I switched from anime to manga/manhua because scrolling images and reading blurbs is much less friction than watching anime.
With anime you have an intro, and then content equal to 15-20 pages of manga stretch to 20 minutes.
By the time some dude finishes a monologue I could already have scrolled a whole chapter and the plot, characters etc. don't meaningfully improve by voice acting or animation, quite the opposite.
They stretch still images for 10 seconds at a time. It feels tedious. Also too much going on to process if I get distracted.
Same for video games. You need to spend about 4 hours on average just to learn the nonsense frivolous systems they "have to have". There is no booting up the game and just playing anymore.
It takes actual effort to get to a state of mindless enjoyment where you no longer have to actively think about the BS that stands between you and the gameplay. This is why I stick to games I already know for longer than they deserve, familiarity gives comfort.
Books I don't like for the most part. They are high effort consumables so if they disappoint they hurt a lot more than "fast food".
All of the above results in basically one thing. Juice not worth the squeeze.
>To be clear here, it's not that I'm unable to feel any kind of pleasure. I do but it never "feels good" afterwards.This is my issue with creative/IRL hobbies as well. The results don't satisfy, the journey is too long as an adult to enjoy.

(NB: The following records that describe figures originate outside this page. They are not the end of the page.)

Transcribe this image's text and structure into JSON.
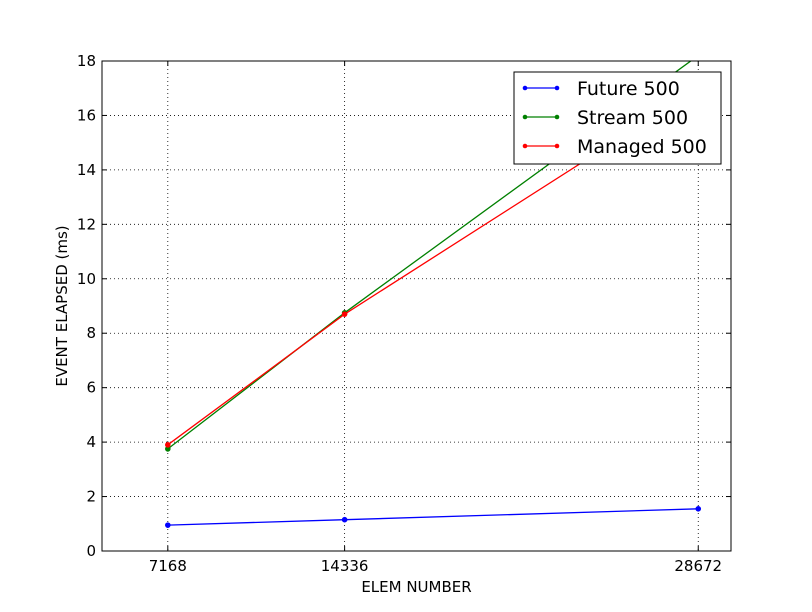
{
  "chart_data": {
    "type": "line",
    "xlabel": "ELEM NUMBER",
    "ylabel": "EVENT ELAPSED (ms)",
    "x": [
      7168,
      14336,
      28672
    ],
    "xticks": [
      "7168",
      "14336",
      "28672"
    ],
    "xlim": [
      4500,
      30000
    ],
    "ylim": [
      0,
      18
    ],
    "yticks": [
      0,
      2,
      4,
      6,
      8,
      10,
      12,
      14,
      16,
      18
    ],
    "grid": true,
    "legend_position": "top-right",
    "series": [
      {
        "name": "Future 500",
        "color": "#0000ff",
        "values": [
          0.95,
          1.15,
          1.55
        ]
      },
      {
        "name": "Stream 500",
        "color": "#008000",
        "values": [
          3.75,
          8.75,
          18.2
        ]
      },
      {
        "name": "Managed 500",
        "color": "#ff0000",
        "values": [
          3.9,
          8.7,
          17.0
        ]
      }
    ]
  }
}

Even if I carve some wooden figure, build a gunpla, or build a deck of cards for my childhood TCG it just feels empty after the momentary joy.
The worst part isn't even that the joy fades, but it turns into pain later on.
Looking at old gunpla that gave me joy X days ago, today I'm filled with disgust for some reason. This happens with most things that were fun once.
Dread and disgust. Not sure why, maybe a sense of loss? I don't know. Wish I had the answers.